In the summer of 1930, nine friends from Brooklyn and New York City met often for luncheon and shared their love of gardening and the natural beauty surrounding their summer homes in the Huntington Bay area. It was here that the conception of an organized garden club began to take root. Influenced by the bucolic placement of a large rock at the end of George Taylor’s nearby property overlooking Huntington Bay towards Connecticut, the founding ladies decided upon the name of the club. The rock commemorated Captain Nathan Hale, a Revolutionary patriot and teacher from Connecticut who was captured locally by the British and then later hanged.

 

Click image to read inscription on rock

 

By September, “Nathan Hale Garden Club” had a constitution and drafted by-laws. The name reflects both the spirit of our history as a budding nation and beauty of the bay area that is intwined with that history. The original nine ladies became the first board of governors with Mrs. Warren as president. The first regular meeting was held the following month. In two month’s time, the membership had risen to 44 members. Meetings were held twice a month at members’ homes from late April through early October to coincide with the “Summer Season”. Within one year, it became joined with the Federated Garden Clubs of New York State, Inc. which was part of the National Council of State Garden Clubs (now National Garden Clubs, Inc).

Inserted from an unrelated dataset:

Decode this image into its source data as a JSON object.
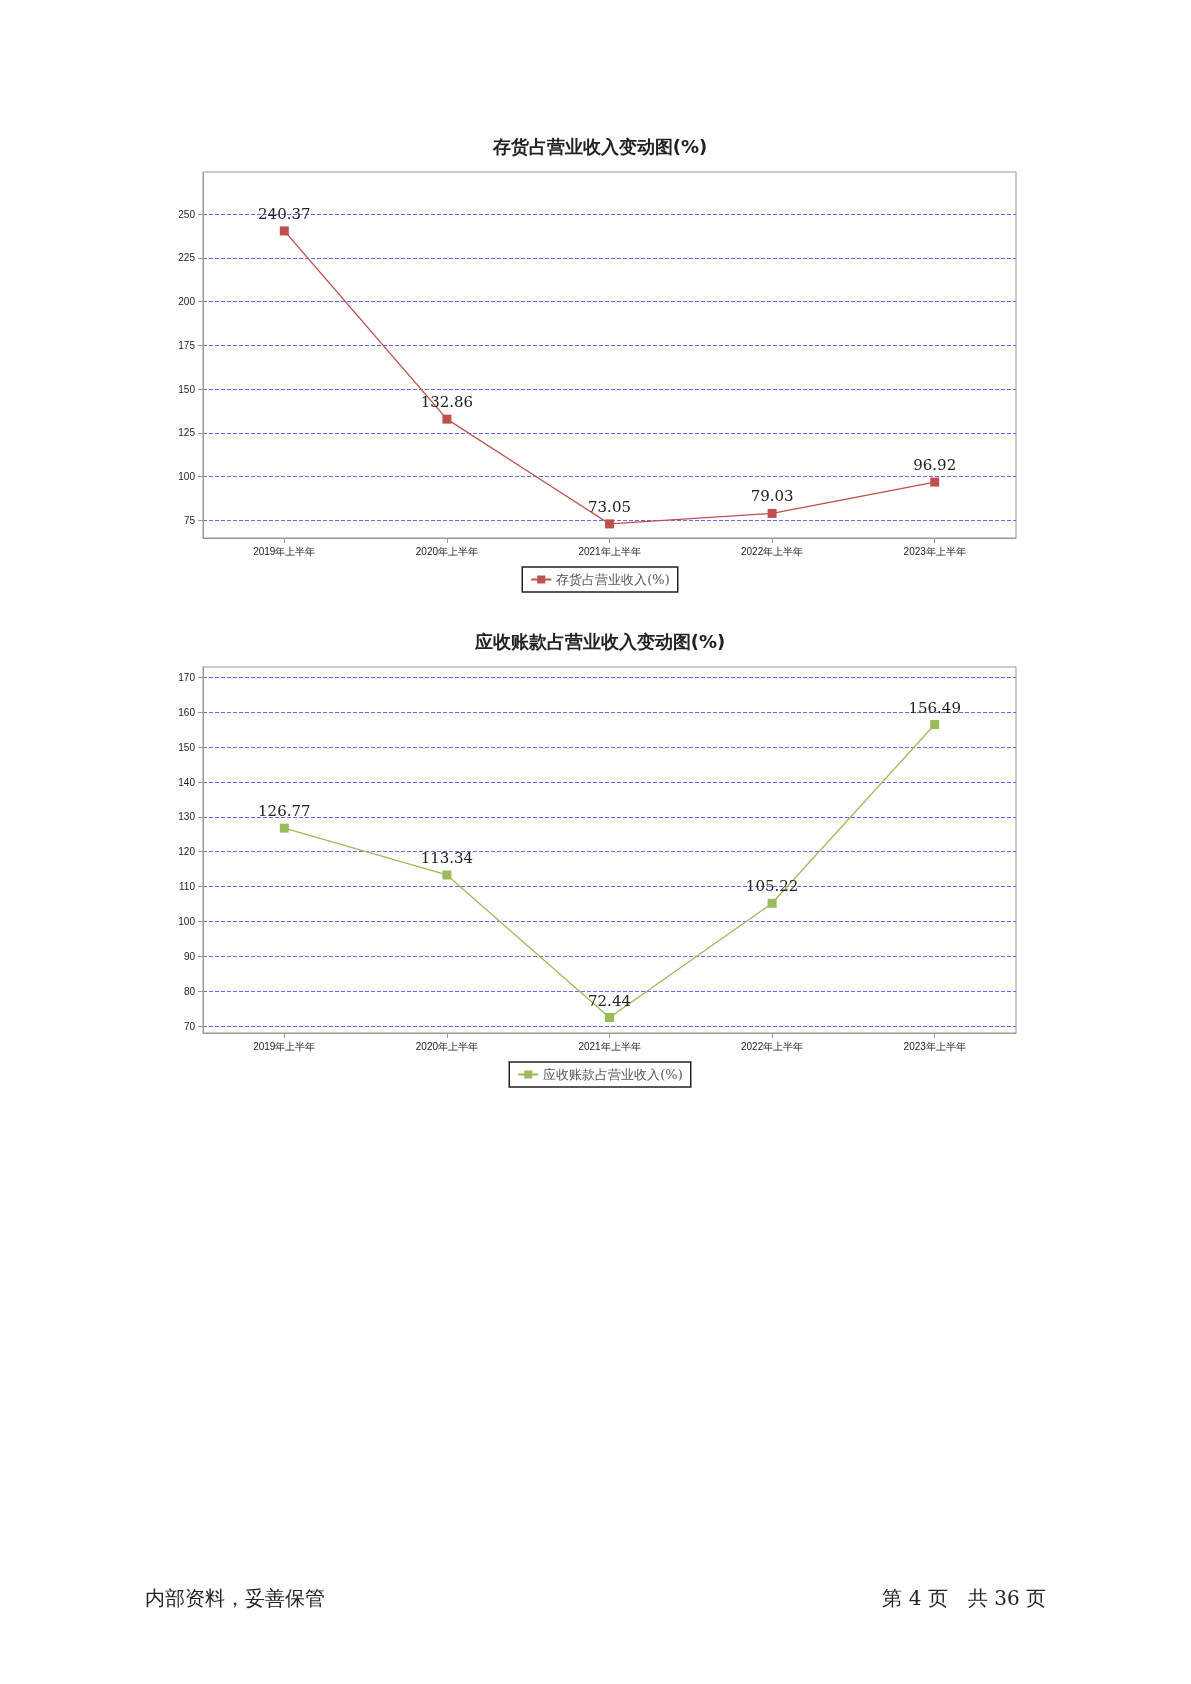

The club’s early members enthusiastically campaigned for the beautification of Huntington. They held seed exchanges and plant sales to fund the club. Learning about floral design, non-chemical growing techniques, canning of produce, and landscape design were foremost agenda topics. The large flower shows held in Philadelphia and the Waldorf in New York during the winter months, inspired local summer flower shows in barns, homes, churches, firehouses and even Knight Brothers Furniture Store in downtown Huntington inspiring new members to join the fun. These civic-minded members also campaigned against billboards on 25A, held board positions on the Roadside Committee of the Chamber of Commerce of Long Island, hired unemployed men to clean up the village green and plant thirty trees along New York Avenue. They held Front Door Beautification Contests, Tent Caterpillar Destruction Contests and planted a Christmas tree in the Village Green for their 25th anniversary. That tree, now called the “Peace Tree,” has been lit for the Christmas season ever since.

Over the years, the club has decorated just about everything in Huntington, from railroad stations to store fronts window boxes and even parking meters! The hanging baskets along the village main streets were once funded and planted by members before the town absorbed the maintenance. Other large planting projects are still visible today including: the dogwoods by the armory at Park Avenue, moving of the Nathan Hale Rock to the island location by the American Legion and now by the traffic circle, the Oakwood triangle planting, town hall, the D.A.R. house plantings, and Kissam House plantings.

Today Nathan Hale Garden Club is an energetic, friendly club that embraces new possibilities with the enthusiasm cultivated by the founding members’ sensitivity to local history and appreciation of the natural beauty of this coastal environment and then nurtured by the commitment to learning and conservation of over ninety years shared experiences.